COMPUTER BILD

Smartphones und Tablets im Visier von Hackern

Hamburg (ots) - Zahl der Schadprogramme 2014 so hoch wie nie / COMPUTER BILD testet die wichtigsten Sicherheits-Apps und Programme / Größte Gefahr geht von verseuchten Internet-Seiten aus / Kriminelle immer raffinierter

Die Zahl der Viren-Attacken wird 2014 neue Rekordwerte erreichen, darin sind sich alle Experten einig. Hacker werden besonders Smartphones und Tablets angreifen: mit Botnetzen, Banking-Trojanern und Erpresser-Viren. Die Fachzeitschrift COMPUTER BILD hat deshalb in Zusammenarbeit mit renommierten Sicherheitsexperten aktuelle Security-Software für Mobilgeräte und Computer unter die Lupe genommen (Heft 4/2014, ab Samstag erhältlich).

Gefährdet sind zurzeit hauptsächlich Android-Geräte, denn Nutzer können ihre Apps auch abseits des PlayStores beziehen und sich dabei Malware auf ihr Gerät laden. Deshalb hat COMPUTER BILD Android-Schutz-Apps im Testlabor und im Sicherheitsinstitut AV Test in Magdeburg getestet. Den besten Schutz boten die Kauf-Apps von Kaspersky (Testergebnis: 2,66; Preis: 10,95 Euro) und Bitdefinder (Testergebnis: 2,85; Preis: 7,95 Euro).
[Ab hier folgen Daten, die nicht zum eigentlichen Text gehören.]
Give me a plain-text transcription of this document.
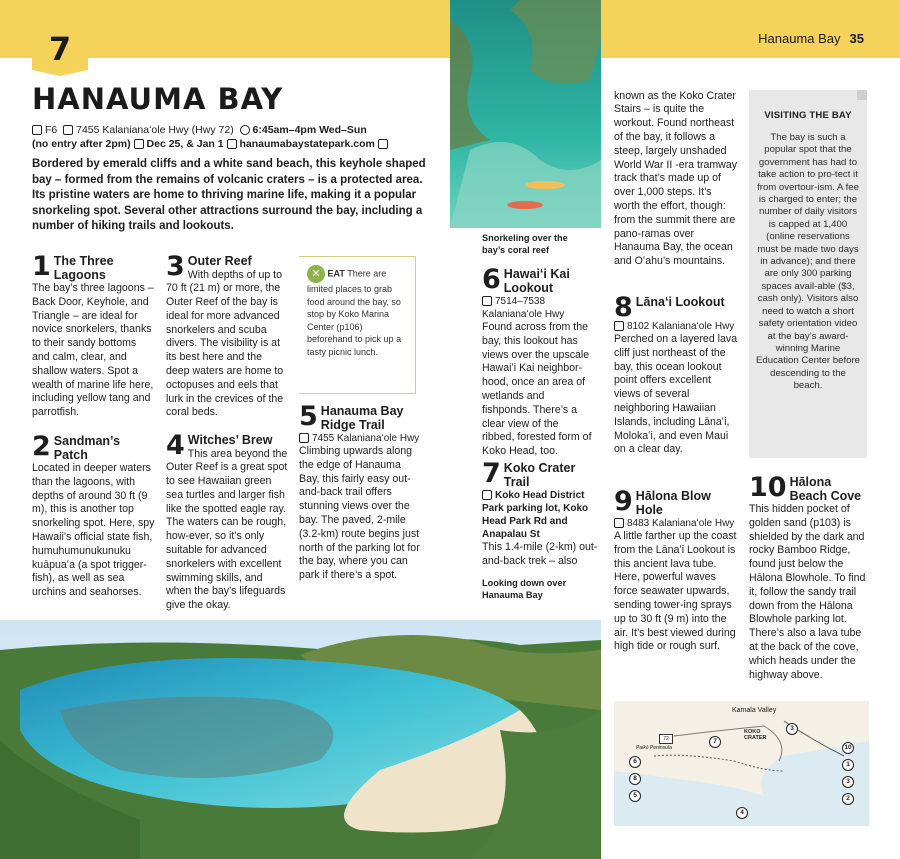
7	Hanauma Bay 35
HANAUMA BAY
F6 7455 Kalanianaʻole Hwy (Hwy 72) 6:45am–4pm Wed–Sun
(no entry after 2pm) Dec 25, & Jan 1 hanaumabaystatepark.com
Bordered by emerald cliffs and a white sand beach, this keyhole shaped bay – formed from the remains of volcanic craters – is a protected area. Its pristine waters are home to thriving marine life, making it a popular snorkeling spot. Several other attractions surround the bay, including a number of hiking trails and lookouts.
1 The Three Lagoons
The bay’s three lagoons – Back Door, Keyhole, and Triangle – are ideal for novice snorkelers, thanks to their sandy bottoms and calm, clear, and shallow waters. Spot a wealth of marine life here, including yellow tang and parrotfish.
2 Sandman’s Patch
Located in deeper waters than the lagoons, with depths of around 30 ft (9 m), this is another top snorkeling spot. Here, spy Hawaii’s official state fish, humuhumunukunuku kuāpuaʻa (a spot trigger-fish), as well as sea urchins and seahorses.
3 Outer Reef
With depths of up to 70 ft (21 m) or more, the Outer Reef of the bay is ideal for more advanced snorkelers and scuba divers. The visibility is at its best here and the deep waters are home to octopuses and eels that lurk in the crevices of the coral beds.
4 Witches’ Brew
This area beyond the Outer Reef is a great spot to see Hawaiian green sea turtles and larger fish like the spotted eagle ray. The waters can be rough, how-ever, so it’s only suitable for advanced snorkelers with excellent swimming skills, and when the bay’s lifeguards give the okay.
✕ EAT There are limited places to grab food around the bay, so stop by Koko Marina Center (p106) beforehand to pick up a tasty picnic lunch.
5 Hanauma Bay Ridge Trail
7455 Kalanianaʻole Hwy
Climbing upwards along the edge of Hanauma Bay, this fairly easy out-and-back trail offers stunning views over the bay. The paved, 2-mile (3.2-km) route begins just north of the parking lot for the bay, where you can park if there’s a spot.
Snorkeling over the bay’s coral reef
6 Hawaiʻi Kai Lookout
7514–7538 Kalanianaʻole Hwy
Found across from the bay, this lookout has views over the upscale Hawaiʻi Kai neighbor-hood, once an area of wetlands and fishponds. There’s a clear view of the ribbed, forested form of Koko Head, too.
7 Koko Crater Trail
Koko Head District Park parking lot, Koko Head Park Rd and Anapalau St
This 1.4-mile (2-km) out-and-back trek – also
Looking down over Hanauma Bay
known as the Koko Crater Stairs – is quite the workout. Found northeast of the bay, it follows a steep, largely unshaded World War II -era tramway track that’s made up of over 1,000 steps. It’s worth the effort, though: from the summit there are pano-ramas over Hanauma Bay, the ocean and Oʻahu’s mountains.
8 Lānaʻi Lookout
8102 Kalanianaʻole Hwy
Perched on a layered lava cliff just northeast of the bay, this ocean lookout point offers excellent views of several neighboring Hawaiian Islands, including Lānaʻi, Molokaʻi, and even Maui on a clear day.
9 Hālona Blow Hole
8483 Kalanianaʻole Hwy
A little farther up the coast from the Lānaʻi Lookout is this ancient lava tube. Here, powerful waves force seawater upwards, sending tower-ing sprays up to 30 ft (9 m) into the air. It’s best viewed during high tide or rough surf.
VISITING THE BAY
The bay is such a popular spot that the government has had to take action to pro-tect it from overtour-ism. A fee is charged to enter; the number of daily visitors is capped at 1,400 (online reservations must be made two days in advance); and there are only 300 parking spaces avail-able ($3, cash only). Visitors also need to watch a short safety orientation video at the bay’s award-winning Marine Education Center before descending to the beach.
10 Hālona Beach Cove
This hidden pocket of golden sand (p103) is shielded by the dark and rocky Bamboo Ridge, found just below the Hālona Blowhole. To find it, follow the sandy trail down from the Hālona Blowhole parking lot. There’s also a lava tube at the back of the cove, which heads under the highway above.
Kamala Valley
KOKO CRATER
Paikō Peninsula
72	7
6
3
8
5
10
1
3
2
4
Allerdings haben auch sie Schwächen: Installiert der Nutzer eine verseuchte Alternativ-Tastatur, reagiert Kaspersky nicht. Bitdefender enttäuscht mit der Datensicherheit bei Handyverlust. Ausgerechnet Avira (Testergebnis: 4,06; nur erhältlich im Paket mit Programm, Preis: 89,95 Euro), die teuerste App, ist ihr Geld nicht wert. Denn sie versagt bei Phishing und Diebstahl. Gratis-Apps bieten zwar teils ordentlichen Schutz, die beste kommt ebenfalls von Kaspersky, sie helfen jedoch nicht bei Phishing-Attacken. Generell gilt: Für Blackberry-Handys und iPhones gibt's weniger Schadprogramme. Sie sind deshalb aktuelle weniger gefährdet, als Android-Geräte.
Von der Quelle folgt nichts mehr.